With 2:53 left in the second quarter, Kyle Korver and Omer Asik hooked up on a sweet pick and roll play that looked like something out of an instructional video. Korver delivered a perfect pass, Asik dunked the ball with authori-tah, and the Bulls built a nearly inconceivable 45-28 lead.
Everything was clicking. The Bulls starters had stood up to their Spurs counterparts. Chicago’s bench was playing with energy and inspiration. The offensive execution was crisp and efficient. The defense was stifling. Considering the competition, it may have been the best 21 minutes and seven seconds of basketball the Bulls had played all season.
I mean, think about it. The Spurs were 8-1 and riding a seven-game winning streak. And holding them to 28 points during the first 21:07? We’re talking about one of the best scoring teams in the league. San Antonio came into the game ranked 2nd in PPG (108.9), 3rd in Offensive Rating (111.8) and 6th in Pace (96.3).
To that point, Tom Thibodeau’s defense was making them look like a bunch of pickup ballers who were playing together for the first time.
But here’s the thing about running, gunning, high-scoring teams. You never know when the dam is going to burst.
Obviously, the third quarter was a disaster of near-epic proportions. It was like some dark magic transformed the Bulls into the Clippers for 12 minutes. Chicago shot 6-for-23 and scored only 12 points. That was a season low for a single quarter. Meanwhile, the Spurs were like a napalm storm (15-for-21 for 71 percent shooting) en route to dropping 37 third quarter points.

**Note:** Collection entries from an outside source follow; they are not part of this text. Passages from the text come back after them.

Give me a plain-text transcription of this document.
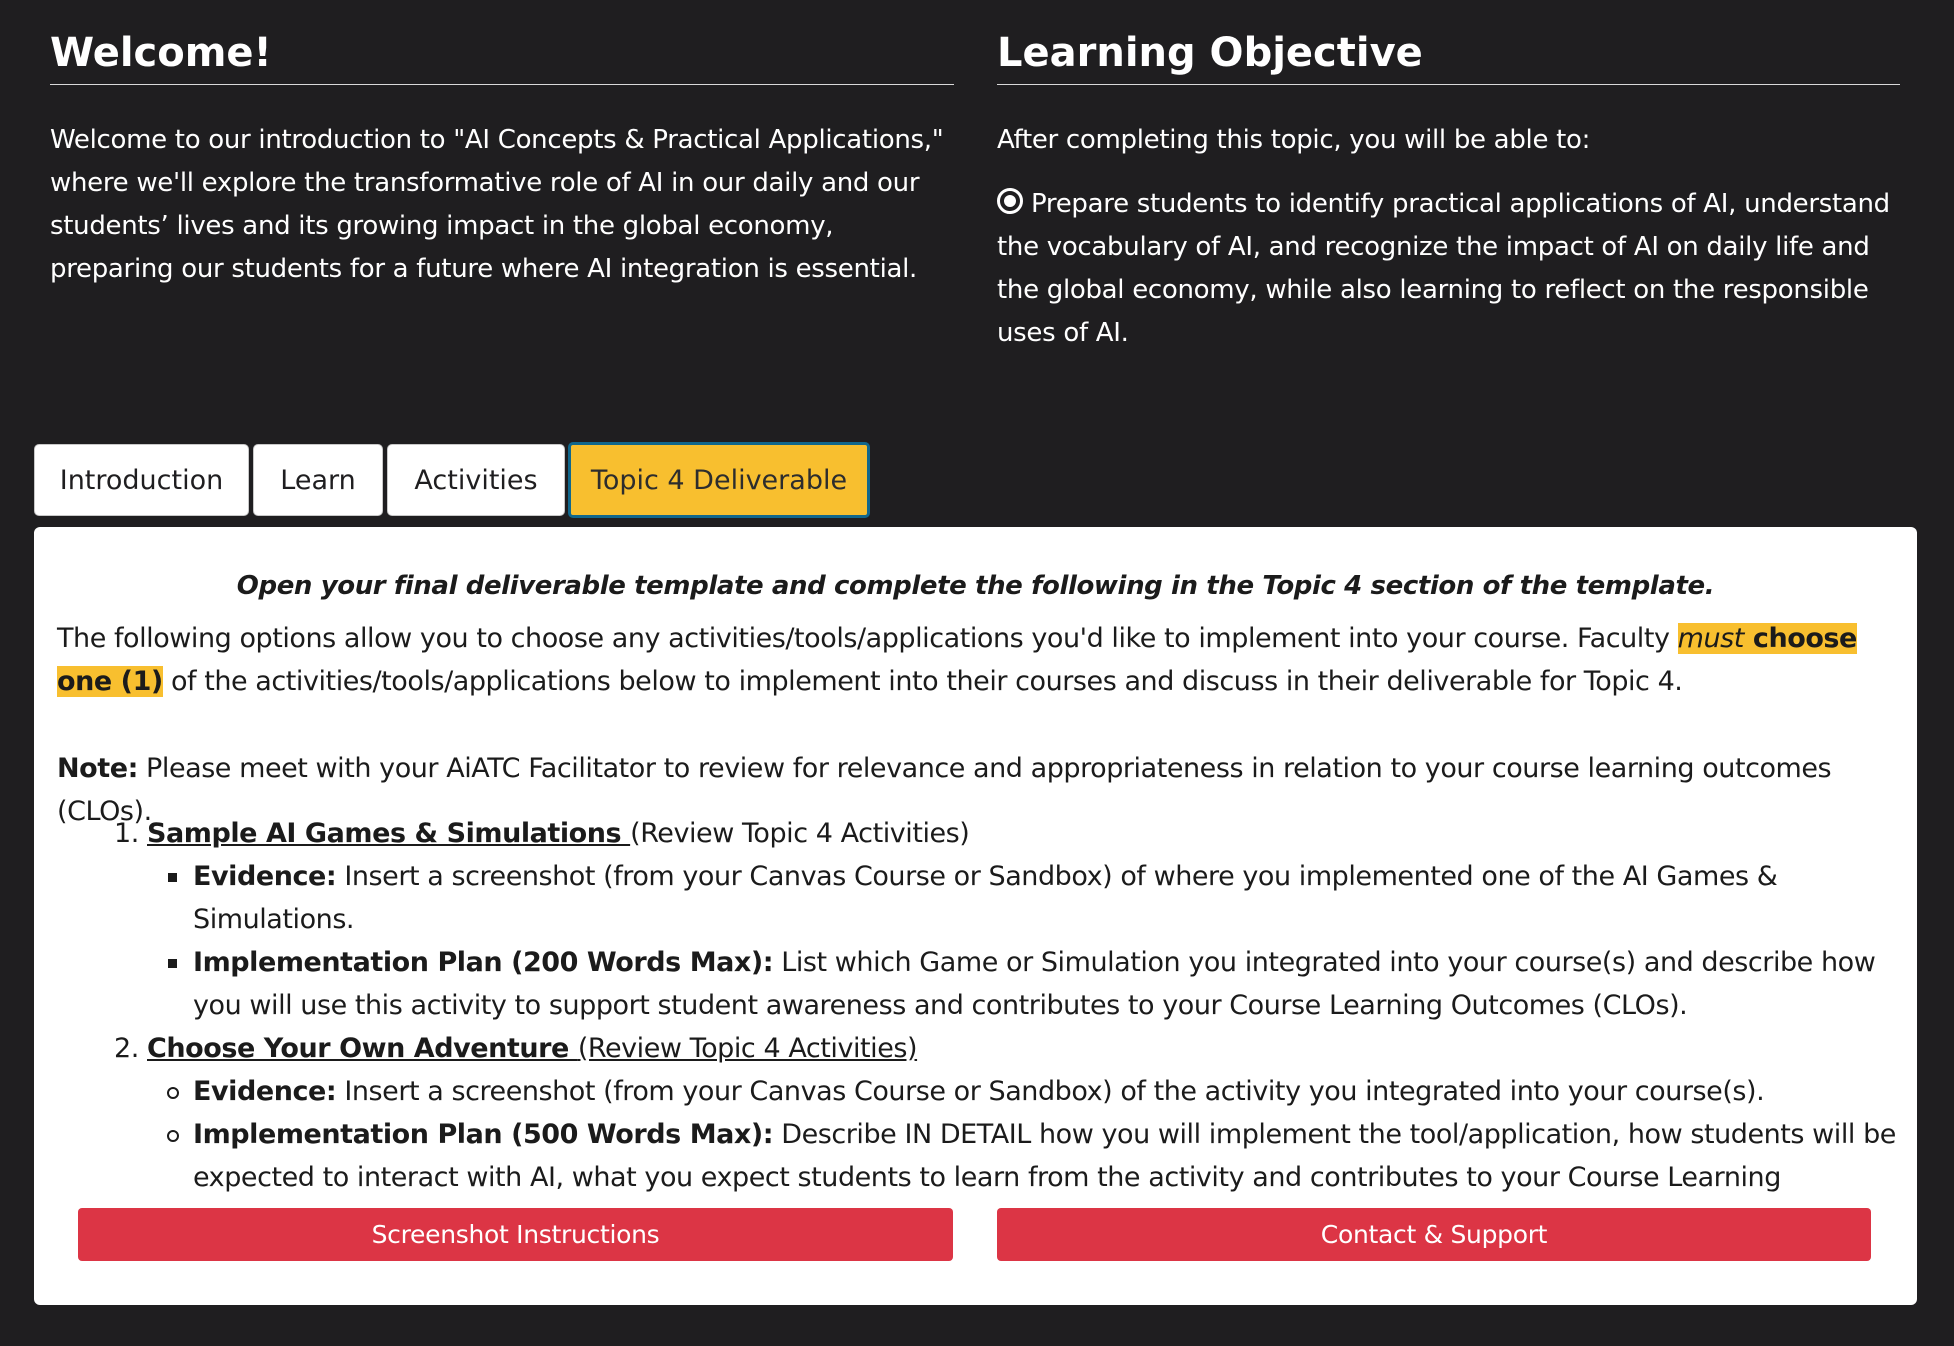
Welcome!

Welcome to our introduction to "AI Concepts & Practical Applications," where we'll explore the transformative role of AI in our daily and our students’ lives and its growing impact in the global economy, preparing our students for a future where AI integration is essential.

Learning Objective

After completing this topic, you will be able to:

Prepare students to identify practical applications of AI, understand the vocabulary of AI, and recognize the impact of AI on daily life and the global economy, while also learning to reflect on the responsible uses of AI.

Introduction	Learn	Activities	Topic 4 Deliverable
Open your final deliverable template and complete the following in the Topic 4 section of the template.

The following options allow you to choose any activities/tools/applications you'd like to implement into your course. Faculty must choose one (1) of the activities/tools/applications below to implement into their courses and discuss in their deliverable for Topic 4.

Note: Please meet with your AiATC Facilitator to review for relevance and appropriateness in relation to your course learning outcomes (CLOs).

1. Sample AI Games & Simulations (Review Topic 4 Activities)
Evidence: Insert a screenshot (from your Canvas Course or Sandbox) of where you implemented one of the AI Games & Simulations.
Implementation Plan (200 Words Max): List which Game or Simulation you integrated into your course(s) and describe how you will use this activity to support student awareness and contributes to your Course Learning Outcomes (CLOs).
2. Choose Your Own Adventure (Review Topic 4 Activities)
Evidence: Insert a screenshot (from your Canvas Course or Sandbox) of the activity you integrated into your course(s).
Implementation Plan (500 Words Max): Describe IN DETAIL how you will implement the tool/application, how students will be expected to interact with AI, what you expect students to learn from the activity and contributes to your Course Learning
Screenshot Instructions	Contact & Support
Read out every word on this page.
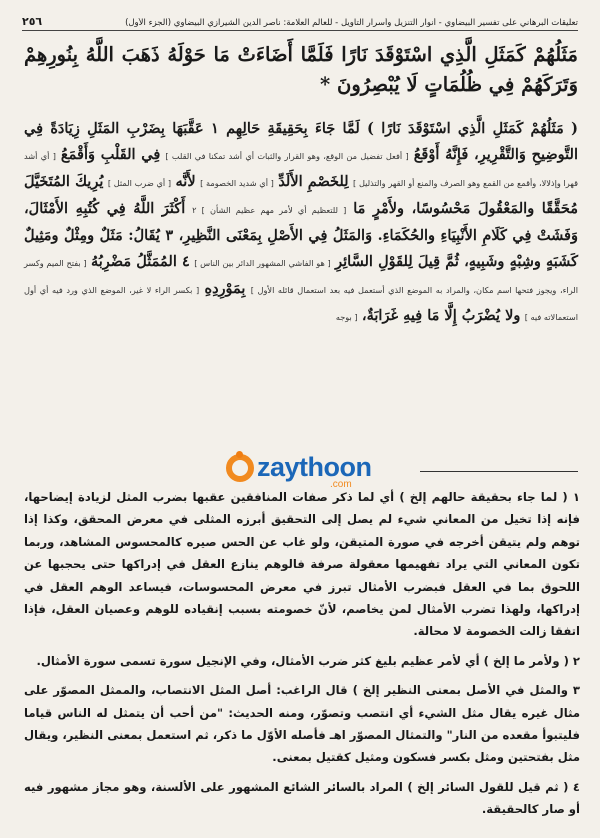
تعليقات البرهاني على تفسير البيضاوي - أنوار التنزيل وأسرار التأويل - للعالم العلامة: ناصر الدين الشيرازي البيضاوي (الجزء الأول)
٢٥٦
مَثَلُهُمْ كَمَثَلِ الَّذِي اسْتَوْقَدَ نَارًا فَلَمَّا أَضَاءَتْ مَا حَوْلَهُ ذَهَبَ اللَّهُ بِنُورِهِمْ وَتَرَكَهُمْ فِي ظُلُمَاتٍ لَا يُبْصِرُونَ *
( مَثَلُهُمْ كَمَثَلِ الَّذِي اسْتَوْقَدَ نَارًا ) لَمَّا جَاءَ بِحَقِيقَةِ حَالِهِم ١ عَقَّبَهَا بِضَرْبِ المَثَلِ زِيَادَةً فِي التَّوضِيحِ وَالتَّقْرِيرِ، فَإِنَّهُ أَوْقَعُ [ أفعل تفضيل من الوقع، وهو القرار والثبات أي أشد تمكنا في القلب ] فِي القَلْبِ وَأَقْمَعُ [ أي أشد قهرا وإذلالا، وأقمع من القمع وهو الصرف والمنع أو القهر والتذليل ] لِلخَصْمِ الأَلَدِّ [ أي شديد الخصومة ] لأَنَّه [ أي ضرب المثل ] يُرِيكَ المُتَخَيَّلَ مُحَقَّقًا والمَعْقُولَ مَحْسُوسًا، ولأَمْرٍ مَا [ للتعظيم أي لأمر مهم عظيم الشأن ] ٢ أَكْثَرَ اللَّهُ فِي كُتُبِهِ الأَمْثَالَ، وَفَشَتْ فِي كَلَامِ الأَنْبِيَاءِ والحُكَمَاءِ. وَالمَثَلُ فِي الأَصْلِ بِمَعْنَى النَّظِيرِ، ٣ يُقَالُ: مَثَلٌ ومِثْلٌ ومَثِيلٌ كَشَبَهٍ وشِبْهٍ وشَبِيهٍ، ثُمَّ قِيلَ لِلقَوْلِ السَّائِرِ [ هو الفاشي المشهور الدائر بين الناس ] ٤ المُمَثَّلُ مَضْرِبُهُ [ بفتح الميم وكسر الراء، ويجوز فتحها اسم مكان، والمراد به الموضع الذي أستعمل فيه بعد استعمال قائله الأول ] بِمَوْرِدِهِ [ بكسر الراء لا غير، الموضع الذي ورد فيه أي أول استعمالاته فيه ] ولا يُضْرَبُ إِلَّا مَا فِيهِ غَرَابَةٌ، [ بوجه
zaythoon
.com

١ ( لما جاء بحقيقة حالهم إلخ ) أي لما ذكر صفات المنافقين عقبها بضرب المثل لزيادة إيضاحها، فإنه إذا تخيل من المعاني شيء لم يصل إلى التحقيق أبرزه المثلى في معرض المحقق، وكذا إذا توهم ولم يتيقن أخرجه في صورة المتيقن، ولو غاب عن الحس صيره كالمحسوس المشاهد، وربما تكون المعاني التي يراد تفهيمها معقولة صرفة فالوهم ينازع العقل في إدراكها حتى يحجبها عن اللحوق بما في العقل فبضرب الأمثال تبرز في معرض المحسوسات، فيساعد الوهم العقل في إدراكها، ولهذا تضرب الأمثال لمن يخاصم، لأنّ خصومته بسبب إنقياده للوهم وعصيان العقل، فإذا اتفقا زالت الخصومة لا محالة.

٢ ( ولأمر ما إلخ ) أي لأمر عظيم بليغ كثر ضرب الأمثال، وفي الإنجيل سورة تسمى سورة الأمثال.

٣ والمثل في الأصل بمعنى النظير إلخ ) قال الراغب: أصل المثل الانتصاب، والممثل المصوّر على مثال غيره يقال مثل الشيء أي انتصب وتصوّر، ومنه الحديث: "من أحب أن يتمثل له الناس قياما فليتبوأ مقعده من النار" والتمثال المصوّر اهـ فأصله الأوّل ما ذكر، ثم استعمل بمعنى النظير، ويقال مثل بفتحتين ومثل بكسر فسكون ومثيل كقتيل بمعنى.

٤ ( ثم قيل للقول السائر إلخ ) المراد بالسائر الشائع المشهور على الألسنة، وهو مجاز مشهور فيه أو صار كالحقيقة.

The Bulls’ improbable 17-point lead had been voodoo’d into a 16-point deficit heading into the final quarter.
To me, though, the real trouble began 19 seconds after Asik’s authoritative slam. San Antonio’s George Hill knocked down a long jumper while getting fouled by Korver. Initially, the shot was ruled a three-pointer and it looked like Hill was going to get the chance to convert a rare four-point play. Thibs called timeout, and the officials correctly downgraded Hill’s shot to a two-pointer.
But the damage was done. That play gave the Spurs a little life. Hill hit the free throw to cut Chicago’s lead to 14. After the teams traded empty possessions, Tony Parker drove in for a layup while getting fouled by Korver. His free throw cut the Bulls’ lead to 11 with 1:59 left in the quarter.
In all, San Antonio closed the quarter on a 9-2 run cut Chicago’s halftime lead to 47-37.
So, really, as mind-numbingly horrific as that third quarter was, the final 2:34 of the second quarter set up what happened. If the Bulls could have just closed out the quarter strong, maintained their lead or even built it up a few points, I might be ooh-ing and ah-ing over Derrick Rose, who drilled four straight shots (including a triple) while scoring 13 of his 33 points in the fourth quarter.
Instead, I only see the little, disturbing details. Like the fact that Rose had only 4 assists and one measley free throw attempt. Like Taj Gibon’s 0-for-7 shooting night (he’s now 1-for-16 in the last two games). Like Joakim Noah’s 0-for-4 shooting from the line and his game-worst plus-minus score (-22). Like Luol Deng’s 6-for-17 night. Like the fact that Thibodeau was so desperate for a spark he put Scalabrine in for nine minutes…and Scal had a better plus-minus score (+6) than any of the starters.
Still, the Bulls played three really good quarters of basketball against a surging team that might be shaping into a championship contender. If not for a two-and-a-half minute meltdown at the end of the first half, Bulls fans might be celebrating a big win.
The loss feels crappy. But maybe — assuming the team can clean up some of the sloppy play that led to their third quarter collapse — it’s actually reason for hope.